[f. SUCKLE v. + -ING2.]
1. a. Giving suck. b. Rearing young calves, etc., in suckling-houses.
1799. Underwood, Dis. Childhood (ed. 4), I. 293. Infants at the breast necessarily lying so much on the arm of the suckling mother.
c. 1800. Abdy, in A. Young, Agric. Essex (1813), II. 278. In the dairy farms the calves are generally sold at a week old, to the suckling farmer.
1805. R. W. Dickson, Pract. Agric., II. 979. The calf-suckling farmer.
2. = SUCKING ppl. a. 1, 2.
In earlier quots. possibly attrib. use of SUCKLING sb.1
1688. Lond. Gaz., No. 2357/4. Lost a black and white suckling Spaniel Bitch.

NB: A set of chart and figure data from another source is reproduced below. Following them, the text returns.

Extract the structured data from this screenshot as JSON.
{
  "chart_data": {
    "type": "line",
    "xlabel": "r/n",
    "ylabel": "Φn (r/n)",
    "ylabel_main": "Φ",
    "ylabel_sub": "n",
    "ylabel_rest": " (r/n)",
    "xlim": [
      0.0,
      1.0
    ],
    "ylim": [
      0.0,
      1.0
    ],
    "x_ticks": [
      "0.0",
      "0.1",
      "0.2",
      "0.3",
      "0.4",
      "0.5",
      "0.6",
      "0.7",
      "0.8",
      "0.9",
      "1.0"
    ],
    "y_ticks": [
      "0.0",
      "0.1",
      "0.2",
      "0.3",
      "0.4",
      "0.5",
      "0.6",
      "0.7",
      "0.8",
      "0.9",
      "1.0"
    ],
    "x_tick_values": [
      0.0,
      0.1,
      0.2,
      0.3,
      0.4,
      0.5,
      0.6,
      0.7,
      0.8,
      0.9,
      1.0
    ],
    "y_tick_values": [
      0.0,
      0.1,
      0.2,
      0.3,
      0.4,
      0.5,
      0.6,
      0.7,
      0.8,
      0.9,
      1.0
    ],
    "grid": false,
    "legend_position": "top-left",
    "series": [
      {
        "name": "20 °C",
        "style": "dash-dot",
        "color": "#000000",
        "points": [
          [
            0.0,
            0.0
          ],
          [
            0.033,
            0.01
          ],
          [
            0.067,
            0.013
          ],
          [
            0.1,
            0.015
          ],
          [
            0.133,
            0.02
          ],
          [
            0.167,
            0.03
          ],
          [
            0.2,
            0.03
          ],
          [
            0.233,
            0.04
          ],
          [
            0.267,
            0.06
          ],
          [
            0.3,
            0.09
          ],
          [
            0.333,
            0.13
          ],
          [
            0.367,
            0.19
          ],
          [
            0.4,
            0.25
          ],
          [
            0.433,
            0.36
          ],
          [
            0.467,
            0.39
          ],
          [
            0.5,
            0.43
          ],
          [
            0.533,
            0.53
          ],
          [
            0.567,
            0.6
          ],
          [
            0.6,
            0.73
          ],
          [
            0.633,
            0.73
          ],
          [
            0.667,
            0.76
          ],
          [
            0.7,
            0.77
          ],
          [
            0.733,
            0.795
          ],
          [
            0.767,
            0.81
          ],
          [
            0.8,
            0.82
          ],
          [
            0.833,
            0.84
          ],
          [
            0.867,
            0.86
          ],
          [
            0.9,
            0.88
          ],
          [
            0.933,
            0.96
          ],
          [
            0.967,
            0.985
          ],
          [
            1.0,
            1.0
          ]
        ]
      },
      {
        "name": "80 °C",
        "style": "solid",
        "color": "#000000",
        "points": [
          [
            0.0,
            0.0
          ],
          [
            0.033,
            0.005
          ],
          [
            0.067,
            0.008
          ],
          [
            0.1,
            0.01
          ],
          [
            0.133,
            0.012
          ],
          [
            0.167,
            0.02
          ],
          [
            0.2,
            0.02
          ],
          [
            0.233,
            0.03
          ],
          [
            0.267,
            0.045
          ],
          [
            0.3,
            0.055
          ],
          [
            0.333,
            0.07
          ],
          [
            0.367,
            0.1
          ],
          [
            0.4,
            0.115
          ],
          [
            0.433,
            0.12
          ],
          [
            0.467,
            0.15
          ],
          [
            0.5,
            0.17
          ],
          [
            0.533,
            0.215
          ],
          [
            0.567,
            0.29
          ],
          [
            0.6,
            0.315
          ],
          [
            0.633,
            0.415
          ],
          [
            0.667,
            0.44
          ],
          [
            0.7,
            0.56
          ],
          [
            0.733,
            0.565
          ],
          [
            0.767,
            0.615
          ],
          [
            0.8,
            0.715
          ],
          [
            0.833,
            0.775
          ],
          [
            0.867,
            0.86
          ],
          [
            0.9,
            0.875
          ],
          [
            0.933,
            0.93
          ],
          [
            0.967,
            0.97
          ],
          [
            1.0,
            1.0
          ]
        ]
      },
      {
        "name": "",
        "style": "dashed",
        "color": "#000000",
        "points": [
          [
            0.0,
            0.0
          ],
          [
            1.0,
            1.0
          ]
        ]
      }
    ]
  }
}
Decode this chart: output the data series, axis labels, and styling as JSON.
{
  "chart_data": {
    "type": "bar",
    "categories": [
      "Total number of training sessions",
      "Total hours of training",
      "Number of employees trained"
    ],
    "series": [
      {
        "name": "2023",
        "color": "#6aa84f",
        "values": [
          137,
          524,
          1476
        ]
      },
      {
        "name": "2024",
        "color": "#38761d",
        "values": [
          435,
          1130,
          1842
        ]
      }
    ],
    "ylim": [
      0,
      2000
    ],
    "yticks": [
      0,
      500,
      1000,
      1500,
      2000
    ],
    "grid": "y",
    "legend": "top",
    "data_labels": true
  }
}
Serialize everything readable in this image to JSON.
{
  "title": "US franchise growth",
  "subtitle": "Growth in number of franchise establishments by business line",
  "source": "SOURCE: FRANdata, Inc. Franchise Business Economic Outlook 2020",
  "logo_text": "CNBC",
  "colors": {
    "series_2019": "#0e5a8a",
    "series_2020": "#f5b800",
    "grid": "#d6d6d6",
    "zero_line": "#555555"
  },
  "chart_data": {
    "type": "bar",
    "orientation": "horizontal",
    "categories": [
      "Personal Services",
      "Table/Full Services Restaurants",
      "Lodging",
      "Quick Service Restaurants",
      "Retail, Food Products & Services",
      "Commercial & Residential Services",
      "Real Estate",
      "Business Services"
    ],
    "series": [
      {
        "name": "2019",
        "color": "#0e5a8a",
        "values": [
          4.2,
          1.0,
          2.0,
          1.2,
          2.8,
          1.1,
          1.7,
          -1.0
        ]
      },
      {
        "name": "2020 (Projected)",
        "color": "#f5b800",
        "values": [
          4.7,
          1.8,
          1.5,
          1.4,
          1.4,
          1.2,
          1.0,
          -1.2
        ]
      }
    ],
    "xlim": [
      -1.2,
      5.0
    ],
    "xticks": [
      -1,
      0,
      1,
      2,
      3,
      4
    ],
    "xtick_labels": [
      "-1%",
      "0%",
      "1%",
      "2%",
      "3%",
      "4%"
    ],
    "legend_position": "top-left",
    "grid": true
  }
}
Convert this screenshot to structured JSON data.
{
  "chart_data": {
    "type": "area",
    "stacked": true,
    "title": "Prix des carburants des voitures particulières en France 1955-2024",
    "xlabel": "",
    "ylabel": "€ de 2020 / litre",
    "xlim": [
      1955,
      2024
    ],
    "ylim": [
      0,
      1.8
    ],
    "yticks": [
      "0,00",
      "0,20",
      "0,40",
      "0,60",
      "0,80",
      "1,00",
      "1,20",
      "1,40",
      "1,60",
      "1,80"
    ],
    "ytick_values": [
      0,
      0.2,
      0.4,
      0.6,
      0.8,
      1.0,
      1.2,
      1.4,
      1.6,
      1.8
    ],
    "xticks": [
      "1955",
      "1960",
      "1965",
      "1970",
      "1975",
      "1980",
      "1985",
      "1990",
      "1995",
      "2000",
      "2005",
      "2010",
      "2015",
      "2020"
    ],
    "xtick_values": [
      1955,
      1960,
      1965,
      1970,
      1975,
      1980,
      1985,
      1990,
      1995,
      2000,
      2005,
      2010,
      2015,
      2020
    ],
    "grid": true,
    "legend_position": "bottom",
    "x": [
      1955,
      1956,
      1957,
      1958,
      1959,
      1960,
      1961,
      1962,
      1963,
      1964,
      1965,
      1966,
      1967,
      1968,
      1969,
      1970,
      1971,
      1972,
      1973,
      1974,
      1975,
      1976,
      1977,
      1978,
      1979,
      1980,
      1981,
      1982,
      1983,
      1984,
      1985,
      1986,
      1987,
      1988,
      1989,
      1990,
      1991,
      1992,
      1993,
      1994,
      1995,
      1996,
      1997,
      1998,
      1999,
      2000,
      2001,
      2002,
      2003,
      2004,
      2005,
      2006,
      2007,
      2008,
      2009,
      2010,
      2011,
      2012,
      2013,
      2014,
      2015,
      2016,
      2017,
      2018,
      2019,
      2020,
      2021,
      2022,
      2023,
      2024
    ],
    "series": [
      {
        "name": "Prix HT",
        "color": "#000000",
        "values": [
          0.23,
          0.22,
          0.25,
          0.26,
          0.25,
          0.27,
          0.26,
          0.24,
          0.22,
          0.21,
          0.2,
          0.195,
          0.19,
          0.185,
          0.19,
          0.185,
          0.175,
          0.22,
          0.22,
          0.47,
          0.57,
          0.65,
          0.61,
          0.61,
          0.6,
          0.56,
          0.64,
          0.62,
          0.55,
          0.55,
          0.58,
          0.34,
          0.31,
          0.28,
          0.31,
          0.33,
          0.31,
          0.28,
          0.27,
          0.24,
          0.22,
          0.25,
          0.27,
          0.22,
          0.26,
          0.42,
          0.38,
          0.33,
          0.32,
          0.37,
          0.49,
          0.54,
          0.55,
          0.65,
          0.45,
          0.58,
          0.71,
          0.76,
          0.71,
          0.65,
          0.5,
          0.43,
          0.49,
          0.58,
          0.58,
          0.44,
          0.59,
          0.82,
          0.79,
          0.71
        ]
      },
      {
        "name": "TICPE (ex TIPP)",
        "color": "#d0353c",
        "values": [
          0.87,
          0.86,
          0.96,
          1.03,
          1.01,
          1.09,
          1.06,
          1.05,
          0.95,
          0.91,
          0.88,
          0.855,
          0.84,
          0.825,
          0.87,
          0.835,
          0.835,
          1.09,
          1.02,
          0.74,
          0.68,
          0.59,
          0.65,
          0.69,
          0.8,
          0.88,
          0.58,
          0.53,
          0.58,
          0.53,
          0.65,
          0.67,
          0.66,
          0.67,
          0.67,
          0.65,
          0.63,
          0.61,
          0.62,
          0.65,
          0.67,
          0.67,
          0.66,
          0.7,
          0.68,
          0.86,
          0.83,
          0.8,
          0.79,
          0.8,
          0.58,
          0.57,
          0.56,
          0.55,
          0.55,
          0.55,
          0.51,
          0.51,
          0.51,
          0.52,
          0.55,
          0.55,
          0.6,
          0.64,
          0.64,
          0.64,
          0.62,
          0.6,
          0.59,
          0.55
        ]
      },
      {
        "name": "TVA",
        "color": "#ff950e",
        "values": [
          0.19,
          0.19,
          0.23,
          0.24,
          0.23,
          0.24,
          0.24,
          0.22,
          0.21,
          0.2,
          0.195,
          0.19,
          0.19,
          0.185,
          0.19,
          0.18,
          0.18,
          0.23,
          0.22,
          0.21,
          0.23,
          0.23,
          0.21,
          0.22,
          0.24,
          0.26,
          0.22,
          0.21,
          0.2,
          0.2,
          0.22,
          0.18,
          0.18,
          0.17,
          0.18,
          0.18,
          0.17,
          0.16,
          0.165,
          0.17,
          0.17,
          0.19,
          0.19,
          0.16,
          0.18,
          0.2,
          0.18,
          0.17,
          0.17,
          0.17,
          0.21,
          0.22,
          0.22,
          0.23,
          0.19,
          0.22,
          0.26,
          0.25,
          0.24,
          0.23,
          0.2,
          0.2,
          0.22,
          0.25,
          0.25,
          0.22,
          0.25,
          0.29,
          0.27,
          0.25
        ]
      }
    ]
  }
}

1732. Arbuthnot, Rules of Diet, in Aliments, etc., 404. Most of the Diseases of suckling Infants proceed from Milk growing sour and curdling in the Stomach.
1819. Scott, Ivanhoe, xxxii. Though thou art not so tender as a suckling pig.
1835. Wordsw., Sonn. While poring Antiquarians. The Wolf, whose suckling Twins [etc.].
1896. Allbutts Syst. Med., I. 163. Milk, the natural food of the suckling animal.
b. transf. and fig.
1866. Swinburne, Laus Veneris, lxxix. O breast whereat some suckling sorrow clings.
1882. Coues, Biogen (1884), 43. Some German metaphysicians and their suckling converts.